宋二花一脸凶狠,气势汹汹想要杀.人,要是真的能打到她,宋清雯丝毫不怀疑自己会被打死,所以,她伸手往床底下摸出一把柴刀,掂了掂:“这把刀真的很锋利,是把好刀。”
宋二花当年是真的发疯过的人,不然小宋村的人不会这么怕她,虽然心不断往下沉,嘴上却说:“你连门都出不来,怎么去找他们?我守着门,你没机会出去。”
“你怎么知道不是我先把你打趴下?”宋清雯反问。
宋二花大惊:“反了你了,你竟然要对我动手?白眼狼!不孝女!你刚出生我就该一把掐死你!”
宋清雯挑眉,原主确实只会挨打,不会反抗宋二花,她走近窗户,站在一个不会被棍子打到的位置,宋二花见状,当即挥棍子,却被她看准时机,手起刀落,一刀,棍子被砍成两截,她捡起掉进来那截,擦着宋二花脸扔出窗外。
宋二花:“……”
宋清雯什么都没说,但所有动作却明明白白在说——她当然敢对宋二花动手,更不要说宋丰宋香。
宋二花想到两个儿女,哆嗦一下,咬牙切齿地守着门,一步都不敢离开,生怕一个没看住,宋清雯拿着柴刀跑去刀宋丰宋香。
宋清雯:“开锁,我要出去。”
宋二花看着宋清雯手上的柴刀,憋屈地拿钥匙开锁,见人走出来,另一手里的扫帚眼看要落在宋清雯身上。
“你确定要打我?”宋清雯不躲不闪,大大方方看着宋二花。
“谁让你把刘海夹起来的?把刘海放下去!”宋二花对上宋清雯双眼,愣了一瞬,立刻命令道,一时竟然忘了扫帚。
“不放,我就要这样。
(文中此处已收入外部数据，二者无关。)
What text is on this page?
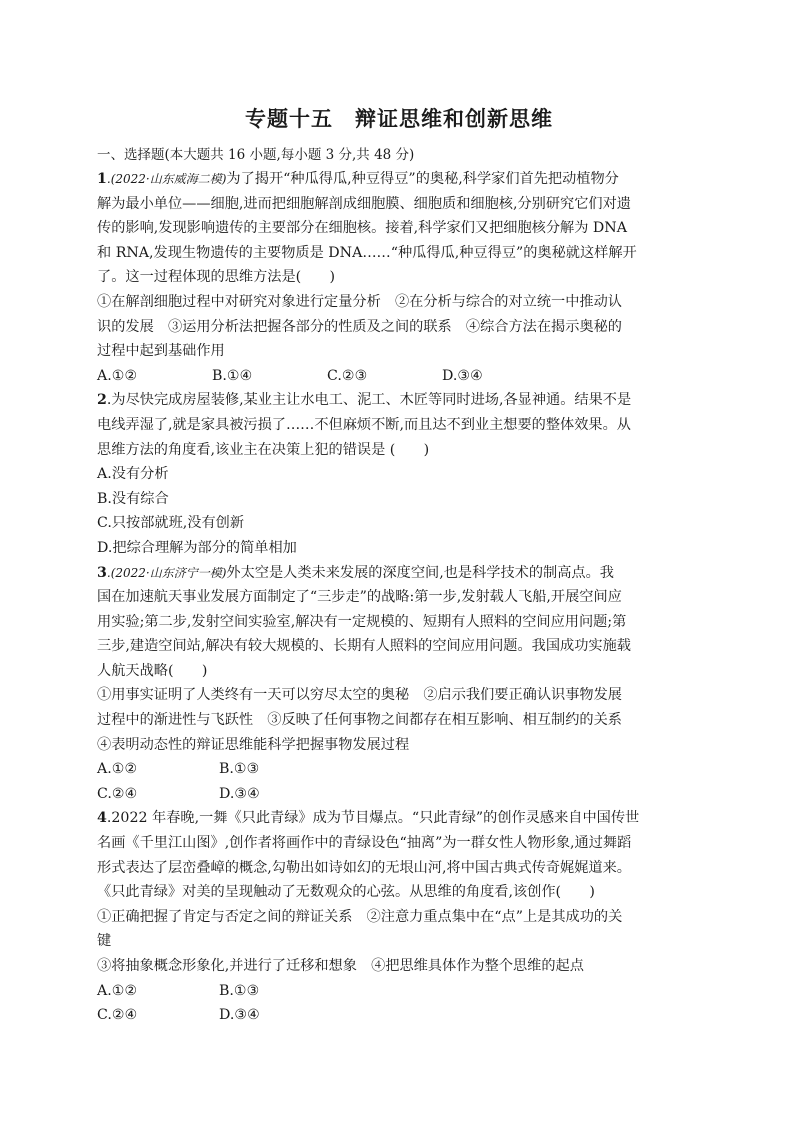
专题十五　辩证思维和创新思维
一、选择题(本大题共 16 小题,每小题 3 分,共 48 分)
1.(2022·山东威海二模)为了揭开“种瓜得瓜,种豆得豆”的奥秘,科学家们首先把动植物分
解为最小单位——细胞,进而把细胞解剖成细胞膜、细胞质和细胞核,分别研究它们对遗
传的影响,发现影响遗传的主要部分在细胞核。接着,科学家们又把细胞核分解为 DNA
和 RNA,发现生物遗传的主要物质是 DNA……“种瓜得瓜,种豆得豆”的奥秘就这样解开
了。这一过程体现的思维方法是(　　)
①在解剖细胞过程中对研究对象进行定量分析　②在分析与综合的对立统一中推动认
识的发展　③运用分析法把握各部分的性质及之间的联系　④综合方法在揭示奥秘的
过程中起到基础作用
A.①②	B.①④	C.②③	D.③④
2.为尽快完成房屋装修,某业主让水电工、泥工、木匠等同时进场,各显神通。结果不是
电线弄湿了,就是家具被污损了……不但麻烦不断,而且达不到业主想要的整体效果。从
思维方法的角度看,该业主在决策上犯的错误是 (　　)
A.没有分析
B.没有综合
C.只按部就班,没有创新
D.把综合理解为部分的简单相加
3.(2022·山东济宁一模)外太空是人类未来发展的深度空间,也是科学技术的制高点。我
国在加速航天事业发展方面制定了“三步走”的战略:第一步,发射载人飞船,开展空间应
用实验;第二步,发射空间实验室,解决有一定规模的、短期有人照料的空间应用问题;第
三步,建造空间站,解决有较大规模的、长期有人照料的空间应用问题。我国成功实施载
人航天战略(　　)
①用事实证明了人类终有一天可以穷尽太空的奥秘　②启示我们要正确认识事物发展
过程中的渐进性与飞跃性　③反映了任何事物之间都存在相互影响、相互制约的关系
④表明动态性的辩证思维能科学把握事物发展过程
A.①②	B.①③
C.②④	D.③④
4.2022 年春晚,一舞《只此青绿》成为节目爆点。“只此青绿”的创作灵感来自中国传世
名画《千里江山图》,创作者将画作中的青绿设色“抽离”为一群女性人物形象,通过舞蹈
形式表达了层峦叠嶂的概念,勾勒出如诗如幻的无垠山河,将中国古典式传奇娓娓道来。
《只此青绿》对美的呈现触动了无数观众的心弦。从思维的角度看,该创作(　　)
①正确把握了肯定与否定之间的辩证关系　②注意力重点集中在“点”上是其成功的关
键
③将抽象概念形象化,并进行了迁移和想象　④把思维具体作为整个思维的起点
A.①②	B.①③
C.②④	D.③④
”宋香有一块小镜子,宋清雯照过后,知道自己和原主长得一模一样,只是原主太瘦,她的桃花眼美丽迷人,遮起来?不遮。
宋二花大声:“我让你放下去!”
宋清雯:“我没让你看,你也别要求我放,动不动就喷火发怒,小心早亡,要是你不在,宋丰宋香就是那没娘的小可怜了,啧,好可怜哦。”
宋二花:“……”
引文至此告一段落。